Increasing boiling point without change in physical conditions

Question

Recently while going through the chapter calorimetry of class 10 I came across a passage saying "if we add impurities to water such as salt in proper proportion the boiling point of water increases."

How is this happening?

We know when a substance reaches its boiling point it evaporates. But why does it happen when salt is added to water or any other impurities are added to some other liquid, the boiling point of the liquid in mixture increases than the original boiling point of the liquid.

And had it been true then fractional distillation wouldn't have worked, when supplying different temperatures to a mixture, different constituent substances evaporate from the mixture and get separated out.

I want to know the explanation of the above told phenomenon within double quotes.

Thank you!!

Answer 1

This is called a colligative property of liquids, and the boiling point increase is dependent on the number of particles in the liquid per unit volume and independent of the molecular or ionic species of the particles. Much more information can be found at https://en.wikipedia.org/wiki/Colligative_properties. To answer the question of how a boiling point increase is seen, my best guess is either that the extra non-volatile particles in the mixture are impeding the evaporation of water at the surface by physically getting in the way, or those particles are hydrogen bonding with water molecules and making it harder for them to leave the surface.

Regarding fractional distillation, you can only supply one temperature to a liquid mixture. Each component in the mixture will boil out of that mixture such that the components with higher vapor pressure will be selectively enriched in the resulting vapor relative to components with lower vapor pressures. For mixtures of straight chain hydrocarbons, the relationship between the vapor composition and liquid composition is practically "ideal", allowing the use of K values, shown in https://en.wikipedia.org/wiki/Relative_volatility. For mixtures of things like non-polar molecules mixed with polar molecules, that relationship is much more complicated, and fugacity coefficients are used, as shown in https://en.wikipedia.org/wiki/Fugacity. Note that if colligative properties didn't exist, it's a "stretch" to think that fractional distillation wouldn't work, as fractional distillation depends on component vapor pressures and not on whether or not those vapor pressures are depressed by some non-volatile mixture component.

Answer 2

The key to boiling point elevation (and freezing point depression) is that the impurity stays in the liquid phase, where it happily remains dissolved, instead of boiling or freezing.

When you boil salty water, the salt doesn't boil (put another way, it's nonvolatile). Similarly, when you freeze salty water, almost none of the salt is trapped in the ice but is instead segregated from the growing crystal structure, which doesn't have room for it.

We now have the basis for a simplified explanation: We know that the concentration of water in impure water must be less than in pure water (where it's 100%, as it is in water vapor and ice). As a result, we have to increase the driving force for boiling by increasing the temperature to make up for this lower concentration. In other words, because there are fewer water molecules per unit, we have to give them an extra thermal kick for them to reach a vapor pressure of 1 atm, the threshold for boiling. (In contrast, we have to increase the driving force for freezing by decreasing the temperature.)
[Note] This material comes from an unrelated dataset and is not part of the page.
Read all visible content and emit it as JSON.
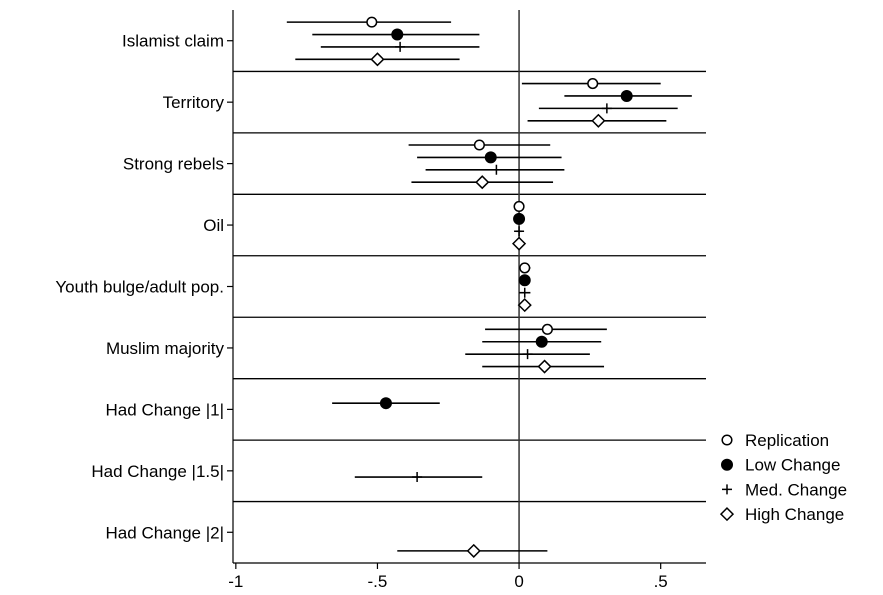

Here's a more technical explanation: A phase transformation occurs where the so-called chemical potentials of two phases are equal. (The chemical potential is like a generalized concentration that takes bonding into account—and just as with concentration, matter tends to shift to regions where its chemical potential is relatively low.) The chemical potential of water in impure water is lower than in pure water, so the liquid phase is favored over the solid and gas phases. This is equivalent to saying that the boiling point has been elevated and the freezing point depressed.

We can also show this effect schematically. Below is a schematic of the chemical potential vs. temperature for solid, liquid, and gas. The slope of each curve is the entropy of that phase (high for gases, low for solids), and the absolute-zero intercept is the enthalpy (slightly higher for liquids than solids because of the poor intermolecular bonding, much higher for gases because of the lack of such bonding). The lowest curve at any given temperature is always the equilibrium phase at that temperature. Note that if the liquid curve is dropped (because the water concentration decreases when you add impurities), the intersection with the pure solid curve moves to a lower temperature, and the intersection with the pure gas curve moves to a higher temperature. This is illustrating the same phenomenon of boiling point elevation and freezing point depression.